1. ## Regular Heptagon

In a given diagram, ABCDEFG is a regular heptagon. The degree measure of the obtuse angle formed by AE and CG is m/n where m and n are relatively prime positive integers. Find m + n.

I know that the sum of all the angles is 900 degrees. So, the measure of one interior angle is 128.57 degrees.

2. ## Angles in a heptagon

Hello magentarita
Originally Posted by magentarita
In a given diagram, ABCDEFG is a regular heptagon. The degree measure of the obtuse angle formed by AE and CG is m/n where m and n are relatively prime positive integers. Find m + n.
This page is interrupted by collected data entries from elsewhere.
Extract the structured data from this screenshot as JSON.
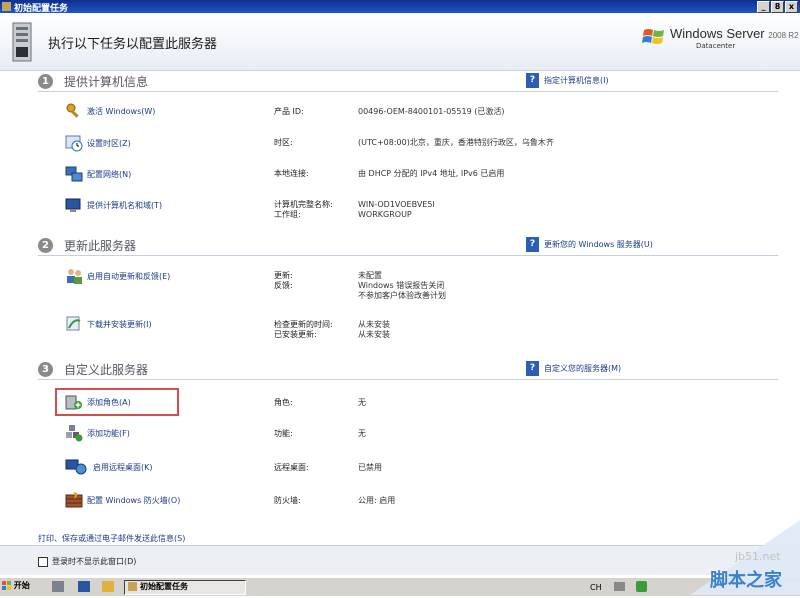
{
  "window": {
    "title": "初始配置任务",
    "header_title": "执行以下任务以配置此服务器",
    "brand_name": "Windows Server",
    "brand_version": "2008 R2",
    "brand_edition": "Datacenter",
    "buttons": [
      "_",
      "8",
      "x"
    ]
  },
  "sections": [
    {
      "number": "1",
      "title": "提供计算机信息",
      "link": "指定计算机信息(I)",
      "tasks": [
        {
          "label": "激活 Windows(W)",
          "icon": "key-icon",
          "prop": "产品 ID:",
          "value": "00496-OEM-8400101-05519 (已激活)"
        },
        {
          "label": "设置时区(Z)",
          "icon": "clock-icon",
          "prop": "时区:",
          "value": "(UTC+08:00)北京，重庆，香港特别行政区，乌鲁木齐"
        },
        {
          "label": "配置网络(N)",
          "icon": "network-icon",
          "prop": "本地连接:",
          "value": "由 DHCP 分配的 IPv4 地址, IPv6 已启用"
        },
        {
          "label": "提供计算机名和域(T)",
          "icon": "computer-icon",
          "prop": "计算机完整名称:\n工作组:",
          "value": "WIN-OD1VOEBVE5I\nWORKGROUP"
        }
      ]
    },
    {
      "number": "2",
      "title": "更新此服务器",
      "link": "更新您的 Windows 服务器(U)",
      "tasks": [
        {
          "label": "启用自动更新和反馈(E)",
          "icon": "users-icon",
          "prop": "更新:\n反馈:",
          "value": "未配置\nWindows 错误报告关闭\n不参加客户体验改善计划"
        },
        {
          "label": "下载并安装更新(I)",
          "icon": "update-icon",
          "prop": "检查更新的时间:\n已安装更新:",
          "value": "从未安装\n从未安装"
        }
      ]
    },
    {
      "number": "3",
      "title": "自定义此服务器",
      "link": "自定义您的服务器(M)",
      "tasks": [
        {
          "label": "添加角色(A)",
          "icon": "add-role-icon",
          "prop": "角色:",
          "value": "无"
        },
        {
          "label": "添加功能(F)",
          "icon": "add-feature-icon",
          "prop": "功能:",
          "value": "无"
        },
        {
          "label": "启用远程桌面(K)",
          "icon": "remote-desktop-icon",
          "prop": "远程桌面:",
          "value": "已禁用"
        },
        {
          "label": "配置 Windows 防火墙(O)",
          "icon": "firewall-icon",
          "prop": "防火墙:",
          "value": "公用: 启用"
        }
      ]
    }
  ],
  "footer_link": "打印、保存或通过电子邮件发送此信息(S)",
  "checkbox_label": "登录时不显示此窗口(D)",
  "taskbar": {
    "start_label": "开始",
    "task_label": "初始配置任务",
    "tray_text": "CH"
  },
  "watermark": {
    "line1": "jb51.net",
    "line2": "脚本之家"
  }
}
I know that the sum of all the angles is 900 degrees. So, the measure of one interior angle is 128.57 degrees.
The exterior angles of any polygon always add up to $360^o$. So each exterior angle of a regulaer heptagon is $\frac{360^o}{7}$.

Now look at the quadrilateral $AEFG$. By the symmetry of the heptagon, it is a trapezium with $AE$ parallel to $GF$. So $\angle GAE =$ exterior angle at $G = \frac{360^o}{7}$. Similarly $\angle AGC = \frac{360^o}{7}$.
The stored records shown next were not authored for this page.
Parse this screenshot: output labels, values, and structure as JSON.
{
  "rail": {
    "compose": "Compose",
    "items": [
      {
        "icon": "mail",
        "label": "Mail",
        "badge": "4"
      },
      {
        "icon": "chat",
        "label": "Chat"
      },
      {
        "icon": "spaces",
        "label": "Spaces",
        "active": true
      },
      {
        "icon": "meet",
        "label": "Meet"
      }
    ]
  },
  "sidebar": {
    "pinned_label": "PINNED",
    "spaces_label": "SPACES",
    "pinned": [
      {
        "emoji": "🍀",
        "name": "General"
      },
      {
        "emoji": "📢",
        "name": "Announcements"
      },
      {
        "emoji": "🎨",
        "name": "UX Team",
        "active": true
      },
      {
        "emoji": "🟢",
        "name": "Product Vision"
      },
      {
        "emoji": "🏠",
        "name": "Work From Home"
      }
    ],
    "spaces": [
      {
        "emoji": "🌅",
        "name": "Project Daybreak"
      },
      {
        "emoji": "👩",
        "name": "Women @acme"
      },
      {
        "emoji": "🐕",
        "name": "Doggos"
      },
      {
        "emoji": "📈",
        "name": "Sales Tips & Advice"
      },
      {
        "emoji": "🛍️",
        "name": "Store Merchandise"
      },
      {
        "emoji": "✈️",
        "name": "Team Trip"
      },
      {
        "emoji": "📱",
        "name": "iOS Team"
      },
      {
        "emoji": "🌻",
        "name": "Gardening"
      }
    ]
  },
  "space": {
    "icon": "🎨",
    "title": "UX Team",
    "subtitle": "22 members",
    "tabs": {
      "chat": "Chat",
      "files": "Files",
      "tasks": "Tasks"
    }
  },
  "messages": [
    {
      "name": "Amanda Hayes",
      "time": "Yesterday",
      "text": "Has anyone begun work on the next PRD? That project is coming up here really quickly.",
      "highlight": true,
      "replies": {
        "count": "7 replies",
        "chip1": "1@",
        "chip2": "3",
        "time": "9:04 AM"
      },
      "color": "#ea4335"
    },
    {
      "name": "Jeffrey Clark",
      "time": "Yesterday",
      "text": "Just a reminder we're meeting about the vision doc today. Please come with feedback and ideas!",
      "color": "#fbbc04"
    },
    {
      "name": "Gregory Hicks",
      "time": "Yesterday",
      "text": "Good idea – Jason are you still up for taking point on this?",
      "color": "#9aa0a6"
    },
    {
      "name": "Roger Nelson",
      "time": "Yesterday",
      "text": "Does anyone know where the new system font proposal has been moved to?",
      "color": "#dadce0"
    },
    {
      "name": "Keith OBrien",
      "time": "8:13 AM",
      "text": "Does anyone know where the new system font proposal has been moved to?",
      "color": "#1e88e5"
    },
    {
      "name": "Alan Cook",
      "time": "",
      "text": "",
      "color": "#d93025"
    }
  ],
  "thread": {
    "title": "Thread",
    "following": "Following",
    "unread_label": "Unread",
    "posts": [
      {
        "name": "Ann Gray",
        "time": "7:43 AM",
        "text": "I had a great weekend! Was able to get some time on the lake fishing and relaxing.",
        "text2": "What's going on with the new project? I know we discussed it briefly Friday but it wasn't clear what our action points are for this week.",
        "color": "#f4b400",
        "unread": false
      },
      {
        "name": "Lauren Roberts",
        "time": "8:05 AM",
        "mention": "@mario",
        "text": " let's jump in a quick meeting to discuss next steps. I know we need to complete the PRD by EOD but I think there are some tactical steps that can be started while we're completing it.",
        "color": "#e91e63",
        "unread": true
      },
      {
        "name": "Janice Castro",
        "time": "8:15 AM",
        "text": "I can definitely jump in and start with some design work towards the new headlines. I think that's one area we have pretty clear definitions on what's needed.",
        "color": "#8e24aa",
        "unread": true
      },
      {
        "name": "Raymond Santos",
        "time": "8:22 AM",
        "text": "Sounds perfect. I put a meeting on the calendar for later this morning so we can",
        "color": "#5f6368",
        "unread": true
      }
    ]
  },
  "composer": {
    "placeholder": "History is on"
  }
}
Therefore the obtuse angle between $AE$ and $CG = \frac{360^o}{7}+\frac{360^o}{7}$ (Exterior angle of a triangle = sum of interior opposite angles)

$= \frac{720^o}{7}$

$\Rightarrow m = 720, n = 7, m+n=727$.

3. ## great work

Hello magentaritaThe exterior angles of any polygon always add up to $360^o$. So each exterior angle of a regulaer heptagon is $\frac{360^o}{7}$.
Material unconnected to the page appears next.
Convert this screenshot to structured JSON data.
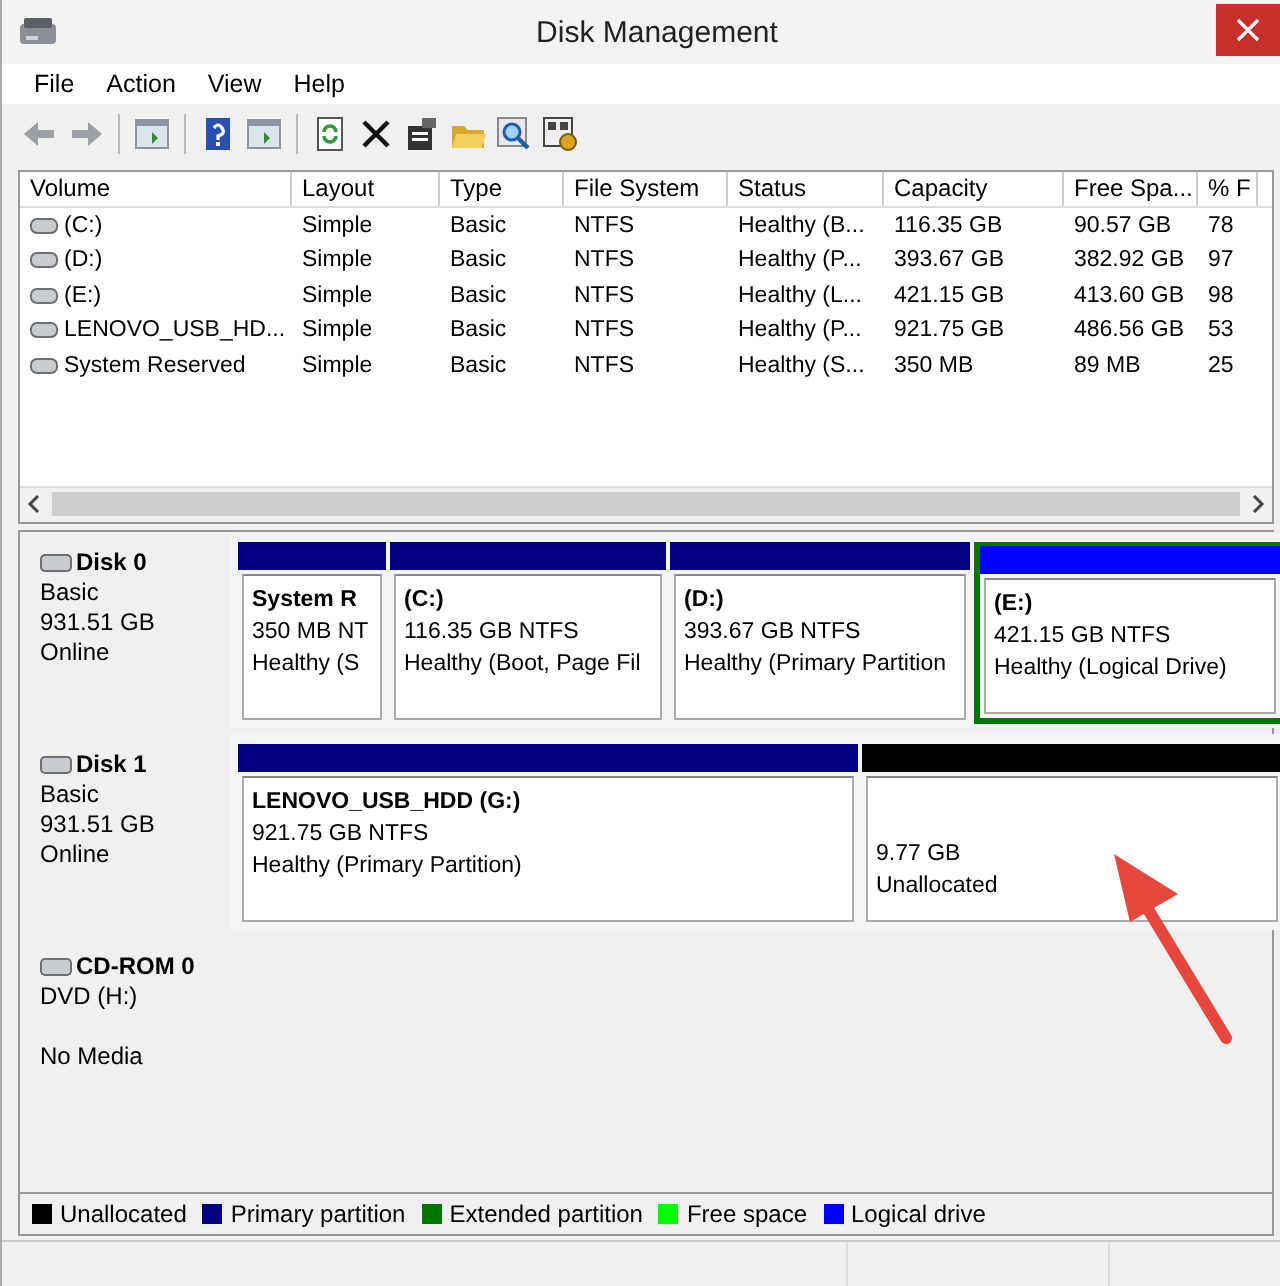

Now look at the quadrilateral $AEFG$. By the symmetry of the heptagon, it is a trapezium with $AE$ parallel to $GF$. So $\angle GAE =$ exterior angle at $G = \frac{360^o}{7}$. Similarly $\angle AGC = \frac{360^o}{7}$.

Therefore the obtuse angle between $AE$ and $CG = \frac{360^o}{7}+\frac{360^o}{7}$ (Exterior angle of a triangle = sum of interior opposite angles)

$= \frac{720^o}{7}$

$\Rightarrow m = 720, n = 7, m+n=727$.